Ягда Езера поднялась на смотровую площадку, подошла к краю, заглянула в пропасть. Положив ладонь на холодный зубец стены, она вглядывалась в очертания Шумавских гор.

— Воздух, какой тут воздух! Концентрат! Разве могут они понять это, никогда не дышавшие азотной смесью в аварийном аппарате, — сказала она уже по-моравски, — но боже мой, таким ли счастьем я грезила, мне нужны золотые дворцы, а не эти мышиные норы!

— Ты же сама соблазняла ягда Тантарру стать королём на этой дикой планете? — ягд Стикт подошёл к краю площадки, — тут всё такое убогое и отсталое, неужели ты за два года этого не поняла?

— Ты споришь со мной, милый Сти?

— Нет, не спорю, просто не могу понять, чего ты ожидала от него.

— Я ожидала, что он достанет оружие натоотов, завладеет сокровищами этого мира, какие только пожелает, и сделает меня великой царицей. А он, освободившись от мелочного ягда Кропора, сам стал таким, как он. Всего боится. Боится охотников ягда Реццера. Он сказал, что тоже будет прятаться как ягд Кропор. А где тогда моё королевство?

— Но охотники ягда Реццера постоянно находятся на орбите, их беспилотники постоянно находятся неподалёку, их биороботы собирают информацию в городах, в портах и на рынках. Мы под ударом, — стараясь придать голосу мягкость, сказал ягд Стикт.

— Он хочет, чтоб я стала его женой, — откинув со лба волосы рукой, вдруг сказала ягда Езера, — хочет, чтобы наш ребёнок был вторым королём его династии после него. Это значит, что ты никогда не будешь со мной.

Лицо ягда Стикта сделалось красным, словно его кровь была такой-же красной, как у людей Зиема. Ему показалось, что заколебался и поплыл ввысь столбом весь окружающий его воздух, раскалённый теплом его тела. Он начал задыхаться. Ягда Езера прищурившись, сквозь ресницы смотрела на эту неожиданную сцену ревности.
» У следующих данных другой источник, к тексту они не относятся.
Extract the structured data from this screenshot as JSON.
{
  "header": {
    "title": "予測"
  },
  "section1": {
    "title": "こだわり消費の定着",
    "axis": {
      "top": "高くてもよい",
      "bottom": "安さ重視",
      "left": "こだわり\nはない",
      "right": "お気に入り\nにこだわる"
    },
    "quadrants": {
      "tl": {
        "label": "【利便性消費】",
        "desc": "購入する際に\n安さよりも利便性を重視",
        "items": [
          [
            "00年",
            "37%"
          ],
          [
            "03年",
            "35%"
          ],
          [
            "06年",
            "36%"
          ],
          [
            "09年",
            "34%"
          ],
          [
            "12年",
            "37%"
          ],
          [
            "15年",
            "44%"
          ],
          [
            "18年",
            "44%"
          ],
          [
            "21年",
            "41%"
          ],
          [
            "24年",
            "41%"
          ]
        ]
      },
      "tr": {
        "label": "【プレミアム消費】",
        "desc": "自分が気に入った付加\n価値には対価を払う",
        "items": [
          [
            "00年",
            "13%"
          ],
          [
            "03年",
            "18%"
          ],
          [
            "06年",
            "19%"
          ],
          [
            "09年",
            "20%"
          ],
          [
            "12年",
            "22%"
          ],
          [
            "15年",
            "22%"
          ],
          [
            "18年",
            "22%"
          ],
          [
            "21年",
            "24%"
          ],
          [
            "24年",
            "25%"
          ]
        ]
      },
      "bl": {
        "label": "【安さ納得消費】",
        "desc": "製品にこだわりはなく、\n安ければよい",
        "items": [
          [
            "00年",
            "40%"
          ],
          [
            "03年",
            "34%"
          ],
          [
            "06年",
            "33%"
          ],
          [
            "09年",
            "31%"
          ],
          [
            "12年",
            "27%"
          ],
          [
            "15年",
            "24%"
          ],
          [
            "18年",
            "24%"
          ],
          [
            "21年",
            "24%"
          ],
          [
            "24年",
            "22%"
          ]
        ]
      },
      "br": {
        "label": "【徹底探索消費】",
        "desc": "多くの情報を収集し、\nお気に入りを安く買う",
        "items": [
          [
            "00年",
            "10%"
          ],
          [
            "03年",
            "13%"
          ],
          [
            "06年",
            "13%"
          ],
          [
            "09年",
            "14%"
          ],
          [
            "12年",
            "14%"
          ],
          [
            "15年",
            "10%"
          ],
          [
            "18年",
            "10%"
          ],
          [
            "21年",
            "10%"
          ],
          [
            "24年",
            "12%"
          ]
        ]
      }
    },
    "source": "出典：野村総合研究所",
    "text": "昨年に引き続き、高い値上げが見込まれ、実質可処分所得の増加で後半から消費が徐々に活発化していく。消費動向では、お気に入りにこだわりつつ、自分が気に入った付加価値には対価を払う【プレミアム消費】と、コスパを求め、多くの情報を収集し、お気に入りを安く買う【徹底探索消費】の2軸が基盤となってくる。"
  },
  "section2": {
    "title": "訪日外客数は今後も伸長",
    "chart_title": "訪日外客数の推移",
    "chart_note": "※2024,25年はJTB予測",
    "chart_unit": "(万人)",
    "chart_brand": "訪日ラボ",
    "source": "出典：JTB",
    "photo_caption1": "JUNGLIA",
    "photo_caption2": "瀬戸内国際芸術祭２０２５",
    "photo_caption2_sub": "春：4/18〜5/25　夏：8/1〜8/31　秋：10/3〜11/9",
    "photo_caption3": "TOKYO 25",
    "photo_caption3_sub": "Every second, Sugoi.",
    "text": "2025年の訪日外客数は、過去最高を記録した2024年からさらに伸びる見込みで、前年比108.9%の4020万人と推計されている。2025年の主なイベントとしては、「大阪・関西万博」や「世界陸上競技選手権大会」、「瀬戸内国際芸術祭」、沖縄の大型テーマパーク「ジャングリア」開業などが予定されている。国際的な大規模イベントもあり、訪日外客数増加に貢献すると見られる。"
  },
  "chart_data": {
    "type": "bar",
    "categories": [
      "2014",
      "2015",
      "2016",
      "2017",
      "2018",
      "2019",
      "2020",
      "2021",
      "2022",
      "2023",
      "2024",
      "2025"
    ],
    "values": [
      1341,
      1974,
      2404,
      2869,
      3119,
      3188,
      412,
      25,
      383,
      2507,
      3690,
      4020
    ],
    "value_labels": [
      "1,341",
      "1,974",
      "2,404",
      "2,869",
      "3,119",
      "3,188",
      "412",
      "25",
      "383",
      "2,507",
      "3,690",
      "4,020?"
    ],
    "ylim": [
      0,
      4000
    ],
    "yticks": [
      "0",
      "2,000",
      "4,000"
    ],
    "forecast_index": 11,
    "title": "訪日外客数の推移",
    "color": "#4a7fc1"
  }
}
Мерно скрипело колодезное колесо, в проёме воротной башни показались двое арабов верхом на лошадях, ведущие перед собой нескольких моравов, навьюченных, как ослы, связками хвороста.

— Как он посмел, это ведь мы понарошку всё разыгрывали, чтобы слуги нам больше доверяли! — наконец выдавил он, — у него-же на планете Тератонна жена и дети, как так можно поступать с ягдами?

Ягда Езера, довольная произведённым впечатлением, прикоснулась к его груди своим длинным ногтём и сказала, улыбаясь:

— Хочу быть твоей королевой, милый Сти.

— Но ягд Тантарра убёт меня!

— А ты убей его первым, забери шталеры, стрерха и свою королеву!

— Но ягд Тантарра, наш штаб-командор с рейдера «Деддер» из дивизии коммандос «Маршал Тоот». Он мой командир, — горло ягда Стикта сдавил невидимый обруч горечи.

— Ты тоже уже не пилот, ты не лейтенант, — ягда Езера вздохнула с притворной жалостью, ты без одного мгновения король.

— Но присяга…

— Штралеры тебе доступны. Система биораспознования оружия тебя идентифицирует. Один выстрел — и всё, свобода!

Во двор медленно, как во сне, вошли рабы-моравы, несущие хворост. С их лиц капал по. Сбросив свою ношу у поленницы, косясь то на трупы, они попятились. Один из них, чернобородый, споткнувшись, упал и вскочил, будто от этого зависела жизнь. Когда моравы, скрылись за дверями кухни, а арабы завели лошадей на верхний двор, из колодца, наконец, появилось ведро ведро с водой. Сидоний и Здравка раскачали его как колокол и установили на край кладки колодца. Томительно медленно Сидоний и Здравка разливали кувшином воду в лохани для переноски. Пахло дымом, миррой, сырыми камнями и тряпьём. Две ласточки поднялись над рекой и, застыв на миг, скользнули вниз, промчались молниями над двором монастыря.